Pioneers of What’s Possible
08 June 2018
Team Novo Nordisk CEO & Co-founder Phil Southerland
At Team Novo Nordisk, we’ve always embrace technology as means to enable our guys to be to be out there racing with with diabetes.
The things that we’re doing now mean the kids in the schoolyard living with diabetes have a hero.
It’s not just an individual racing with diabetes, it’s a full team.
We cannot fail because of diabetes. The technology exists to facilitate success.
Here I am now, I’ve got Freestyle Libre on my left arm, I’ve got a Medtronic 670G on my right arm. I’m testing out every new device and technology that exists to ultimately…if we can make it easier for the athletes to race with diabetes, we can take some of the mental burden off, then they can focus more on racing their bike and being athletes, and being professionals, not just professional athletes with diabetes.
Victory for one of our riders is victory for the 1.2 billion affected by diabetes on a daily basis. So we’re going to keep pushing the limits of technology, seeing how we can get the data straight to the SRM power meter that we use.
Insulin has been a staple in diabetes since 1922, when it was first injected in patients,1921 when it was invented.
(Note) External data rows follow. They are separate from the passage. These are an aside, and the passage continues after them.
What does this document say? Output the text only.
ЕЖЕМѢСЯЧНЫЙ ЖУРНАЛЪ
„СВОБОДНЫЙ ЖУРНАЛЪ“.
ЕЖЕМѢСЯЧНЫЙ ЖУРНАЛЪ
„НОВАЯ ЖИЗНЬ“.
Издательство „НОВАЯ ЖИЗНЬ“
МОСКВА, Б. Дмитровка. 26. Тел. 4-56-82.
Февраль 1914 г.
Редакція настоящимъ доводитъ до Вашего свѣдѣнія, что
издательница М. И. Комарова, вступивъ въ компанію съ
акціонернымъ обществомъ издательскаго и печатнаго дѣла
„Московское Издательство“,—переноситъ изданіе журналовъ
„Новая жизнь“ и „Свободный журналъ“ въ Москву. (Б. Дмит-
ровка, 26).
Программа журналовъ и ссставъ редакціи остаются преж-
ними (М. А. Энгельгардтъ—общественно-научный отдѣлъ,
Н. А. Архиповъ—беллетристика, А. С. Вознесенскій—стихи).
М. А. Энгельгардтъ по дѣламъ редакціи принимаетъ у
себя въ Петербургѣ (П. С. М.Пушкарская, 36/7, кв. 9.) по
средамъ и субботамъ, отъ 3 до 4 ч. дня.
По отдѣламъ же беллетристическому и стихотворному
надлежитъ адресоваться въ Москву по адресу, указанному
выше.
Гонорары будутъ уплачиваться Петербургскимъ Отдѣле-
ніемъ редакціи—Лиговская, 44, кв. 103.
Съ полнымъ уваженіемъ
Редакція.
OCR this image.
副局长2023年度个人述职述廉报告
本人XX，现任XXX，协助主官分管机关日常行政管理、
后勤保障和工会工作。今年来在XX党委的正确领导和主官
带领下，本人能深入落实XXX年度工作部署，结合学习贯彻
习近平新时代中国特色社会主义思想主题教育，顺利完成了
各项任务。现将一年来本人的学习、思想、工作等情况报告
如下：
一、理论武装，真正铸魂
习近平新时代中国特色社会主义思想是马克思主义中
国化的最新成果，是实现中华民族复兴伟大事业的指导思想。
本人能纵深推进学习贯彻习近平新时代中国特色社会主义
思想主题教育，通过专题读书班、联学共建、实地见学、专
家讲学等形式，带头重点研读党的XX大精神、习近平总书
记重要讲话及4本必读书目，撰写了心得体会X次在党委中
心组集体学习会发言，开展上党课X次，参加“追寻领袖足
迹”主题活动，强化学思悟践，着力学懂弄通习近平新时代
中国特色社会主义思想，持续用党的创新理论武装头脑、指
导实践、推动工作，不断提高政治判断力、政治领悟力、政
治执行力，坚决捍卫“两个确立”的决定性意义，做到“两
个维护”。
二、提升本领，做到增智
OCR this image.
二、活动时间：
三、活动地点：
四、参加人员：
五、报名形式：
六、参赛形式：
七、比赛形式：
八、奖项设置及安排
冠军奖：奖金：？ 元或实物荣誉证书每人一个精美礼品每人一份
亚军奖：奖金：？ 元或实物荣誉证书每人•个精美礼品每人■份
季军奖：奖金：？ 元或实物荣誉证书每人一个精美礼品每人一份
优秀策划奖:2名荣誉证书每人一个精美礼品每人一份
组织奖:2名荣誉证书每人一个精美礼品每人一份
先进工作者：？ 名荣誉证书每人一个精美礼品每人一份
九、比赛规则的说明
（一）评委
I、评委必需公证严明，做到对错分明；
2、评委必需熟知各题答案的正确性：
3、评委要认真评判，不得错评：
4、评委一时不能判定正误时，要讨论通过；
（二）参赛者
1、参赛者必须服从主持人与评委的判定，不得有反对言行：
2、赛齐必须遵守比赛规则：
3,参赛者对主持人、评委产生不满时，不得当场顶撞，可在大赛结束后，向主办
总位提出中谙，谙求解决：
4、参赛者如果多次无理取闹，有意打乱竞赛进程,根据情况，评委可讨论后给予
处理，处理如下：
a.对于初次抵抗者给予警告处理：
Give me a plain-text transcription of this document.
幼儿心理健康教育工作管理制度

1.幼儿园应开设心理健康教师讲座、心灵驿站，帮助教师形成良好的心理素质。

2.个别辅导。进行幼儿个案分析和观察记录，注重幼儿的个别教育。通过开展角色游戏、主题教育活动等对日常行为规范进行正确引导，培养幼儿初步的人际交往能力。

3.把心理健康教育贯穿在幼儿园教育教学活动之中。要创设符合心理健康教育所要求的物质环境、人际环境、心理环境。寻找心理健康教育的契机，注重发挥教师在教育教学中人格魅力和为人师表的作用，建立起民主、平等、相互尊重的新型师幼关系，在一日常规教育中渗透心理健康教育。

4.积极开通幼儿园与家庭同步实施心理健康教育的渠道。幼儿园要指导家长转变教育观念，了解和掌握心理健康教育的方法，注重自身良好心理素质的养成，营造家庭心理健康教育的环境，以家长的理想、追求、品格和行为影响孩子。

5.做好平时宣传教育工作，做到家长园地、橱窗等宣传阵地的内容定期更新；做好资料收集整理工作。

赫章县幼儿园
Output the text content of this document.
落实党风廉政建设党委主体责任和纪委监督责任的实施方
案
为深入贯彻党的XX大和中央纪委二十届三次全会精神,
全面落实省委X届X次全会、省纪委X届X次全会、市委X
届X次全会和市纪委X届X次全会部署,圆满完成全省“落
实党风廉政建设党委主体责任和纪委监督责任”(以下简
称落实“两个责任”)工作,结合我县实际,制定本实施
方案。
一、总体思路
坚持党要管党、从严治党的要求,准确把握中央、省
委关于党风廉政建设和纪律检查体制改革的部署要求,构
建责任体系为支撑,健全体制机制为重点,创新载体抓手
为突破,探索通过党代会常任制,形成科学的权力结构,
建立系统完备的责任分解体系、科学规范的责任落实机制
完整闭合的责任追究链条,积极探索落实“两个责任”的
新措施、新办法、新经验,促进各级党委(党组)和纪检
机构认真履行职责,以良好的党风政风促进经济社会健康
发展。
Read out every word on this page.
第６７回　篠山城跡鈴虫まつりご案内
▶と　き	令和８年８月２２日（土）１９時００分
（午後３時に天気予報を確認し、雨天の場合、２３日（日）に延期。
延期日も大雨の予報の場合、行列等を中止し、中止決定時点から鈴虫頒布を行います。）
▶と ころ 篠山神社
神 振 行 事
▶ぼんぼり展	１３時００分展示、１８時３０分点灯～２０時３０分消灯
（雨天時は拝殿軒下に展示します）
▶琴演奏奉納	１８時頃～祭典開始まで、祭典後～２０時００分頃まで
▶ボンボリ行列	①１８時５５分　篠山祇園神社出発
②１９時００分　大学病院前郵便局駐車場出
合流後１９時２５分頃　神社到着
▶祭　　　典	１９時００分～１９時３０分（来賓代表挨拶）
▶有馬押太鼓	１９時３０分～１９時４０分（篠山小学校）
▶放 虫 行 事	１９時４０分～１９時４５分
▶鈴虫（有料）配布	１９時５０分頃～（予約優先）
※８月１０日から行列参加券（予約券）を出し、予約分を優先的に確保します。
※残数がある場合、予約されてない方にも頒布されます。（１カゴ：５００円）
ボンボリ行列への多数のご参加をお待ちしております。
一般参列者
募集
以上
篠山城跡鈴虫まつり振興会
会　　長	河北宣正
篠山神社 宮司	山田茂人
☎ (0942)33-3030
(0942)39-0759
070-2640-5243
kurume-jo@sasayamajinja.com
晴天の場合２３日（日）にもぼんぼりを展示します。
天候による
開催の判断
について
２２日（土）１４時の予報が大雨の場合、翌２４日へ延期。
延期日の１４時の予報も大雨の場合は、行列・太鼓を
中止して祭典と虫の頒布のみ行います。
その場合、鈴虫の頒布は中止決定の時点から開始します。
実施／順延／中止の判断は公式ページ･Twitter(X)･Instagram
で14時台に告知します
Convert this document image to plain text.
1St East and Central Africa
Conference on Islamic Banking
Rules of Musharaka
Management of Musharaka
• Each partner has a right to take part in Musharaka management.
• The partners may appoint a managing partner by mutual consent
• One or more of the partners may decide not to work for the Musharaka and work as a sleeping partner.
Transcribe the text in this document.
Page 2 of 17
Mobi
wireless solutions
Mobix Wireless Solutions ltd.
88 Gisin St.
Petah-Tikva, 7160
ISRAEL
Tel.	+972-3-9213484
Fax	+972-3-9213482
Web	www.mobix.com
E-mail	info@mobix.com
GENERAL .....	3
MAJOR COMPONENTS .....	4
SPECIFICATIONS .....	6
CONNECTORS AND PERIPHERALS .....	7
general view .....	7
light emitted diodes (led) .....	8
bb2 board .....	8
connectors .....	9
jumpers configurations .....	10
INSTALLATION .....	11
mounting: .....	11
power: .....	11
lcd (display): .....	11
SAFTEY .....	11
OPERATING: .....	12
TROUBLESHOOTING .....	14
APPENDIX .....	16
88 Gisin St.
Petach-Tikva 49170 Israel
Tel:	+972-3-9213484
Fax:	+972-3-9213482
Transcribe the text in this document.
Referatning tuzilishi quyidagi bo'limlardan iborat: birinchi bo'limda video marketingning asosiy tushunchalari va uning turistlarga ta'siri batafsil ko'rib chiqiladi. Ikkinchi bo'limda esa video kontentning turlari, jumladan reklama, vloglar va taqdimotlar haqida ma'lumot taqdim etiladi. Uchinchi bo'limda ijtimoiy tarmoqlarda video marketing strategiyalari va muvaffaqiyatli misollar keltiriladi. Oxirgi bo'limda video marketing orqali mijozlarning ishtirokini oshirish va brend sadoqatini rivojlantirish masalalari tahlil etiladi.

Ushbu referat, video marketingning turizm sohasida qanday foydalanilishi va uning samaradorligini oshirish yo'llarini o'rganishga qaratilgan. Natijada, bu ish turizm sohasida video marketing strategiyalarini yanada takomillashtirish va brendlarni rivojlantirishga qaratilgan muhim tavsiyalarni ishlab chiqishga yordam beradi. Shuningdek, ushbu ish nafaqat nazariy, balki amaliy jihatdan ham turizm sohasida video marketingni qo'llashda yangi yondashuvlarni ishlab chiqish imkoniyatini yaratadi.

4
Ten years ago, continuous monitoring came into the game, and a lot companies are investing there. Now, the biggest and brightest tech companies are coming into the world of diabetes. Apple, Google, Microsoft, just to name of few.
And then there’s all these cool little start-ups like Nutrino, who’s becoming a partner of ours. There’s Dexcom showing in their pipeline that they’ve got an M&M-sized CGM sensor that’s going to be an auto-calibrate. Take a screenshot of your food and then it can give predictive guidance on what your blood glucose can be, how much insulin you need to give, what to expect from outcome standpoint.
We’re such a rich dataset. 24 hours, seven days a week, everything that you do has an impact on your blood glucose. All the data we’ve used, it’s just been used to self improve. They next phase is for us is getting research studies done, so that we can educate the health care professionals so they can safely advocate exercise for their patients and give them quantifiable data on the true impact of it.
Exercise is the billion dollar drug that never gets prescribed- that makes life good.
There’s still a lot of people with diabetes who don’t know about us, and we have to race to the top to make sure the world does.